TOKYO — Toyota’s president emerged from seclusion Friday to apologize and address criticism that the automaker mishandled a crisis over sticking gas pedals. Yet he stopped short of ordering a recall for the company’s iconic Prius hybrid for braking problems.
Akio Toyoda, appointed to the top job at Toyota in June, promised to beef up quality control, saying, “We are facing a crisis.” Toyoda, grandson of the company’s founder, said he personally would head a special committee to review checks within the company, go over consumer complaints and listen to outside experts to come up with a fix.
“I apologize from the bottom of my heart for all the concern that we have given to so many customers,” said Toyoda, speaking at his first news conference since the Jan. 21 global recall of 4.5 million vehicles.
Toyota’s failure to stem its widening safety crisis has stunned consumers and experts who had come to expect only streamlined efficiency from a company at the pinnacle of the global auto industry.

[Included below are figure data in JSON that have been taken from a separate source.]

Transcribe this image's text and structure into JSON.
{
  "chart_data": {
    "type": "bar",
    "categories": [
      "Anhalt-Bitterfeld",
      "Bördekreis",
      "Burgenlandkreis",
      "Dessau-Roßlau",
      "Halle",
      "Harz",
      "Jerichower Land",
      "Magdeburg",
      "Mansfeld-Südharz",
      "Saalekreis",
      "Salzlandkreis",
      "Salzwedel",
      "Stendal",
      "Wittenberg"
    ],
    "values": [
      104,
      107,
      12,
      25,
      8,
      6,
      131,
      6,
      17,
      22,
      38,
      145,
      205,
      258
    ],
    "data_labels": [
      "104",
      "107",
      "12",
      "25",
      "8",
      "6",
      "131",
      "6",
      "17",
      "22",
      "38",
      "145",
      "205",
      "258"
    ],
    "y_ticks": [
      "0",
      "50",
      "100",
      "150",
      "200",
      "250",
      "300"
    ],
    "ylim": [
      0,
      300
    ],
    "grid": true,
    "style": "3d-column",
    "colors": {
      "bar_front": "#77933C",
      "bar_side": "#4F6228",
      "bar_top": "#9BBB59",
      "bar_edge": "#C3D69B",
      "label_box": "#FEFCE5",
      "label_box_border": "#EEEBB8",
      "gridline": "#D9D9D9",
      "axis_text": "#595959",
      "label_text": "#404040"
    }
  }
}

“Toyota needs to be more assertive in terms of providing consumers comfort that the immediate problem is being addressed . . . and that it can deal with these crises,” said Sherman Abe, a business professor at Hitotsubashi University in Tokyo.
It took prodding from the U.S. government for Toyota to recall the vehicles, about half of them in North America, for gas pedals that can stick and cause sudden acceleration.
Asked if he should have acted more quickly, Toyoda replied in hesitant English: “I will do my best.”
Also, Safety Research and Strategies of Rehoboth, Mass., issued a report saying Toyota and the government must look closely at vehicle electronics for a cause of the acceleration.
According to the report issued Friday, there is evidence that Toyota and the National Highway Traffic Safety Administration have not identified all causes of the problem, which they have blamed on sticky accelerators and floor mats that can bend on top of gas pedals and press them down.